Ketika menjadi orang kaya juga jangan sombong terhadap orang lain, yang
mungkin di bawahnya. Kekayaan yang dimiliki bisa bermakna bagi orang
lain. Misalnya, bisa membantu orang lain yang memerlukan dan sedang
kesulitan. Ketika memiliki ilmu yang banyak pun tidak congkak dan
keminter. Kelebihan ilmu yang dimiliki bisa dimanfaatkan untuk ikut
memintarkan orang lain. Kita bisa menggunakan filsafat padi “semakin
berisi semakin merunduk”. Mungkin ini sulit sebab naluri manusia selalu
ingin lebih dari yang lain dalam banyak hal. Maka itu perlu agama yang
mengajarkan nilai-nilai luhur dan meredam nafsu manusia untuk tidak
serakah, sombong, menyepelekan orang lain dan seterusnya.
Jika ditelaah mendalam, sebagai sebuah nilai, ojo dumeh bisa
menyelamatkan manusia di mana pun berada. Tatkala di atas dia bisa
menghargai orang lain, sehingga jika suatu saat di bawah masih banyak
orang menghargainya. Karena orang akan teringat jasa baiknya, maka dia
masih tetap menghormati orang yang pernah berjasa. Sebaliknya, jika saat
berkuasa atau punya kedudukan tinggi berlaku semena-mena terhadap orang
lain, maka tatkala tidak lagi berkuasa orang akan enggan
menghormatinya. .
Karena kedelaman nilai yang dikandung, ojo dumeh menarik untuk dikaji
secara akademik.
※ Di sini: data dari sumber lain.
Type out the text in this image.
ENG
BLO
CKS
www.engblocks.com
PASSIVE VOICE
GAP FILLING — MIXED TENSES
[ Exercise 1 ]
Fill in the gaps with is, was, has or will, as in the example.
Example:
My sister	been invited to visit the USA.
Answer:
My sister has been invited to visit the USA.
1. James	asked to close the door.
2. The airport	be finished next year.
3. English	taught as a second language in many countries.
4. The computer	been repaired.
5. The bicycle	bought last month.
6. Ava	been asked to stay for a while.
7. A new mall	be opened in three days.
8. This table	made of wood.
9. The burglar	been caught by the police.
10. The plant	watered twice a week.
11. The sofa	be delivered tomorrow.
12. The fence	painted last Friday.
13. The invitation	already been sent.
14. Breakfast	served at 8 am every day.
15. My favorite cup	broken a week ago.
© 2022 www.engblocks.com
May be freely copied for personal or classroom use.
Tak ketinggalan seorang antropolog bernama Nico Schulte
Nordholt pernah melakukan penelitian tentang nilai Jawa ini yang
disponsori oleh pemerintah Belanda dan membukukannya dengan judul Ojo
Dumeh, terbit pada 1987 oleh Penerbit Pustaka Sinar Harapan. Konon ini
menjadi salah satu buku terlaris di bidang sosiologi dan antropologi.
Penelitian dilakukan selama dua tahun (1977 – 1979) dengan mengambil
lokasi di tiga kecamatan di Jawa Tengah dengan mewancarai 200 keluarga
di tiap kecamatan. Subjek penelitiannya adalah para lurah, camat, dan pegawai-pegawai pemerintah yang terlibat dalam kegiatan pembangunan desa dengan titik berat pada hubungan para camat dan lurah.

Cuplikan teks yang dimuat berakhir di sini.